To the extent that spending a lifetime in a chosen person’s presence — is not enough for us.

And there’s ugliness in that time, too. There’s depression. There’s frustration, and hurt, and anger, and ineptitude and selfishness and meanness. In any relationship of depth, in moments, there are all those things.

I think I used a type of this Not Enough Time idea as a rubric when I was a young woman: I suddenly began to realize that if I didn’t really see the guy I was falling for as “boyfriend material” or — in my later years — as “husband material,” it was sort of a waste of my time to continue.

My challenge to you: how many of your relationships would fall into the Not Enough Time category?

How many people in your daily arm’s length can you say, confidently, you would not have enough time with? How many are the Not Enough Time types?

And are the people on your Not Enough Time list actually in your arm’s length on a regular basis?

It’s not a question designed to compel you to judge yourself, just to give you a new lens for how you are using your energy, how you are giving your heart, in what relationships and with what people.

And here’s a final one for you: Consider if you are the type of person who others assign that Not Enough Time label to.

I can say, in my time considering this one, it’s a big, deep, jarring question.

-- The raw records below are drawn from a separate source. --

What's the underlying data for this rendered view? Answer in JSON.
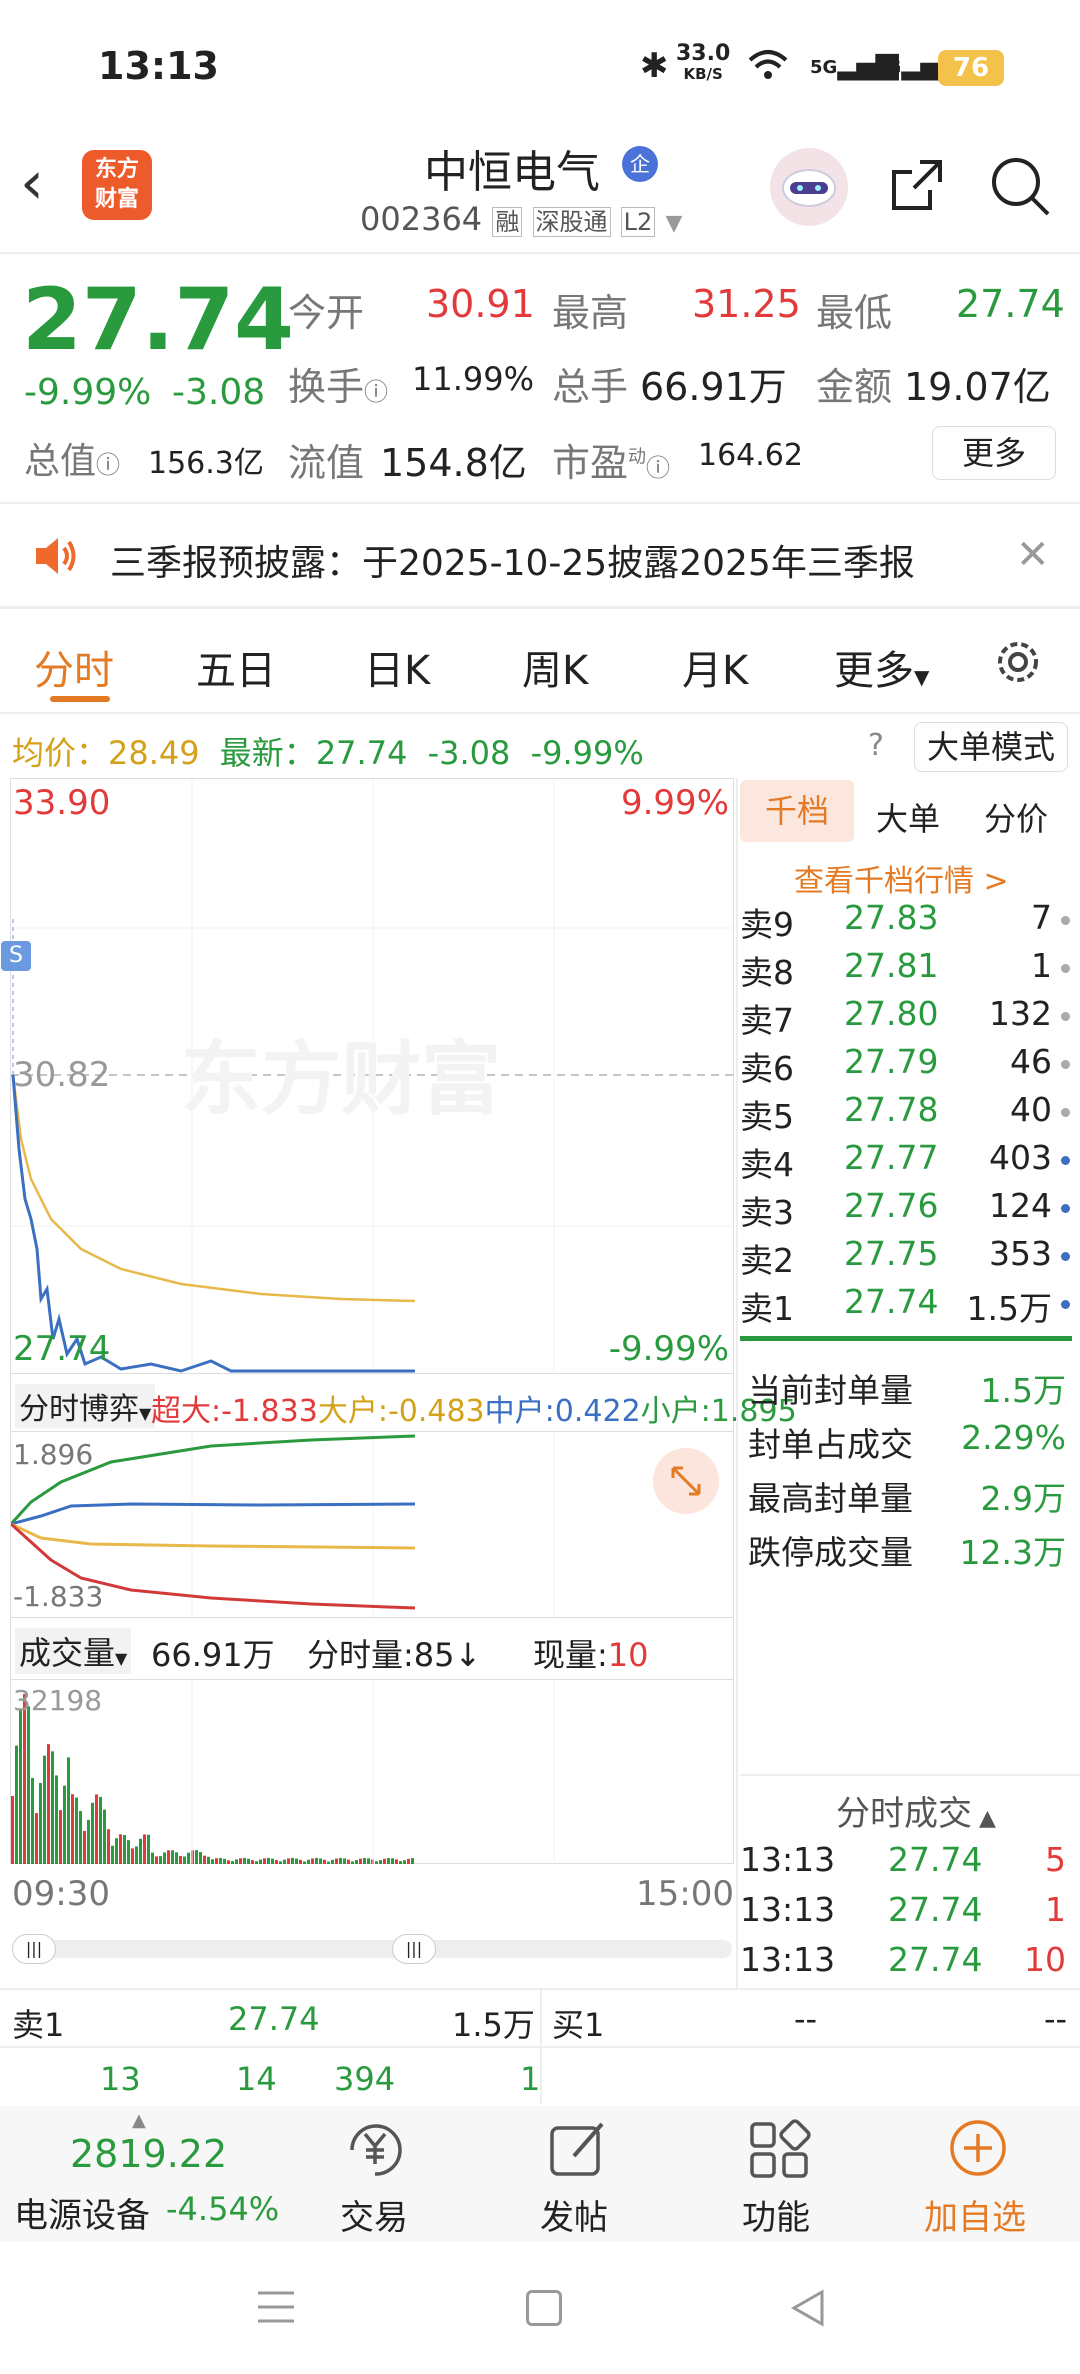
{
  "status": {
    "time": "13:13",
    "net_speed": "33.0",
    "net_unit": "KB/S",
    "sig1": "5G",
    "sig2": "5G",
    "battery": "76"
  },
  "header": {
    "title": "中恒电气",
    "qi_badge": "企",
    "code": "002364",
    "tags": [
      "融",
      "深股通",
      "L2"
    ],
    "logo_l1": "东方",
    "logo_l2": "财富"
  },
  "quote": {
    "price": "27.74",
    "pct": "-9.99%",
    "chg": "-3.08",
    "open_label": "今开",
    "open": "30.91",
    "high_label": "最高",
    "high": "31.25",
    "low_label": "最低",
    "low": "27.74",
    "turnover_label": "换手",
    "turnover": "11.99%",
    "vol_label": "总手",
    "vol": "66.91万",
    "amt_label": "金额",
    "amt": "19.07亿",
    "mcap_label": "总值",
    "mcap": "156.3亿",
    "float_label": "流值",
    "float": "154.8亿",
    "pe_label": "市盈",
    "pe_sup": "动",
    "pe": "164.62",
    "more": "更多"
  },
  "notice": {
    "text": "三季报预披露：于2025-10-25披露2025年三季报"
  },
  "tabs": [
    "分时",
    "五日",
    "日K",
    "周K",
    "月K",
    "更多"
  ],
  "avg_bar": {
    "avg_label": "均价：",
    "avg": "28.49",
    "last_label": "最新：",
    "last": "27.74",
    "chg": "-3.08",
    "pct": "-9.99%",
    "mode": "大单模式"
  },
  "chart": {
    "top_price": "33.90",
    "top_pct": "9.99%",
    "mid_price": "30.82",
    "bot_price": "27.74",
    "bot_pct": "-9.99%",
    "marker": "S",
    "watermark": "东方财富",
    "time_start": "09:30",
    "time_end": "15:00"
  },
  "flow": {
    "label": "分时博弈",
    "super_label": "超大:",
    "super": "-1.833",
    "big_label": "大户:",
    "big": "-0.483",
    "mid_label": "中户:",
    "mid": "0.422",
    "small_label": "小户:",
    "small": "1.895",
    "max": "1.896",
    "min": "-1.833"
  },
  "volume": {
    "label": "成交量",
    "total": "66.91万",
    "tick_label": "分时量:",
    "tick": "85↓",
    "now_label": "现量:",
    "now": "10",
    "max": "32198"
  },
  "orderbook": {
    "tabs": [
      "千档",
      "大单",
      "分价"
    ],
    "link": "查看千档行情 >",
    "asks": [
      {
        "l": "卖9",
        "p": "27.83",
        "v": "7"
      },
      {
        "l": "卖8",
        "p": "27.81",
        "v": "1"
      },
      {
        "l": "卖7",
        "p": "27.80",
        "v": "132"
      },
      {
        "l": "卖6",
        "p": "27.79",
        "v": "46"
      },
      {
        "l": "卖5",
        "p": "27.78",
        "v": "40"
      },
      {
        "l": "卖4",
        "p": "27.77",
        "v": "403"
      },
      {
        "l": "卖3",
        "p": "27.76",
        "v": "124"
      },
      {
        "l": "卖2",
        "p": "27.75",
        "v": "353"
      },
      {
        "l": "卖1",
        "p": "27.74",
        "v": "1.5万"
      }
    ],
    "stats": [
      {
        "l": "当前封单量",
        "v": "1.5万"
      },
      {
        "l": "封单占成交",
        "v": "2.29%"
      },
      {
        "l": "最高封单量",
        "v": "2.9万"
      },
      {
        "l": "跌停成交量",
        "v": "12.3万"
      }
    ],
    "trades_title": "分时成交",
    "trades": [
      {
        "t": "13:13",
        "p": "27.74",
        "v": "5"
      },
      {
        "t": "13:13",
        "p": "27.74",
        "v": "1"
      },
      {
        "t": "13:13",
        "p": "27.74",
        "v": "10"
      }
    ]
  },
  "bottom_quote": {
    "ask_label": "卖1",
    "ask_p": "27.74",
    "ask_v": "1.5万",
    "bid_label": "买1",
    "bid_p": "--",
    "bid_v": "--",
    "n1": "13",
    "n2": "14",
    "n3": "394",
    "n4": "1"
  },
  "nav": {
    "index_val": "2819.22",
    "index_name": "电源设备",
    "index_pct": "-4.54%",
    "trade": "交易",
    "post": "发帖",
    "func": "功能",
    "add": "加自选"
  },
  "colors": {
    "up": "#e23a3a",
    "down": "#2a9a3e",
    "accent": "#e47b24",
    "avg": "#e8b84a",
    "blue": "#3a6fc2"
  }
}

It’s kicked my life, and the investment of my energy, into perspective.

Here’s hope.

My mom, a regular person with her faults and foibles, who suffered from deep states of melancholy at times, and experienced a rough home life as a child, and who came from a small town and a middle class upbringing with not a lot, and who occasionally yelled at us as kids and admitted to screwing up here and there as a parent, is on a lot of other people’s N.E.T. lists.

I know because these people, her Not Enough Time people, contact me.

They call me on the anniversary of her death and tell me how dearly they miss her, voices cracking. They visit me in my hometown when they come through. They tell me, openly, how being around me connects them somehow, to her, and thus feeds the part of them that misses her daily. They bless me with the compliment that being around me feels a bit like being around her, that I resemble her, that I echo her at times.

They write me notes and emails and cards and call me on my birthday all with the clear desire or expressed intention of having vicarious more time with Judy.

Not a few people, but at least a dozen — the ones who reach out regularly. And I know there are probably a least a dozen more who don’t reach out.

So, if my perfectly broken mother could inspire that connection to others, so can you. And so can I.

And we can do it with the time we have.